Portraits of legendary civic leaders in New York City and images of the Hudson harbor during the late 1800s and early1900s are part of the paintings exhibited at the Jersey City Museum through next summer in "Constructing America II: The American City and Its People."
The exhibit is a broad examination of the inhabitants of the American city that cuts across race, class, and gender. This show is part of a three-year project that examines how the lives of residents in urban cities in the United States differed drastically from today. The role of women, African-Americans and immigrant groups is closely examined through their portrayals in paintings and prints. In "Constructing America II" photography also provides a closer look at some of these iconic figures.

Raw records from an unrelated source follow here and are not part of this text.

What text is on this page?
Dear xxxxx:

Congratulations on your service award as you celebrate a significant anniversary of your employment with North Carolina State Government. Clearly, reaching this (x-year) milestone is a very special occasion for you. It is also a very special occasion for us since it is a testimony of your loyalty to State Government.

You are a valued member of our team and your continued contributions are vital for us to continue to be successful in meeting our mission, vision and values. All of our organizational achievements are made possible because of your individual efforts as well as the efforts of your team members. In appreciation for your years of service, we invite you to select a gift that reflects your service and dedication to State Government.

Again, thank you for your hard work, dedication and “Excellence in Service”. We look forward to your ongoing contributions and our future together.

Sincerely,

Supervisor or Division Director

In the 1914 oil on canvas painting by Helen Turner titled "Morning News," the artist takes a look at how the upper-class lived and digested news during the Penny Press. It’s a powerful image of a woman reading a newspaper at the kitchen table, while wearing a white dress looking pensive. It subtly presents classism and suggests the upper-class in the city has time for culture and education.
Artist Colin Campbell Cooper illustrates a romantic scene of New York City in a 1922 piece titled "New York from Brooklyn." Cooper’s New York appears peaceful and prosperous. The artist is straightforward with the postcard-like message that New York was the gateway to the "land of opportunity." Another poignant piece in the exhibit is Edward Henry Pothost’s oil on canvas "Who’s Who at the Seashore," which depicts kids at the shore playfully looking for seashells and items to keep recreational. Another romantic view of life in the city. The piece does not address wealth or religion – values important of that time.
"Constructing America II: The American City and Its People" is important because it creates an understanding of how artists and the mainstream viewed their surroundings. Themes of history and ethics are raised in the show, and portraits of the bourgeoisie will give a greater insight to the way of thinking of more than a century ago. The poor do not have portraits.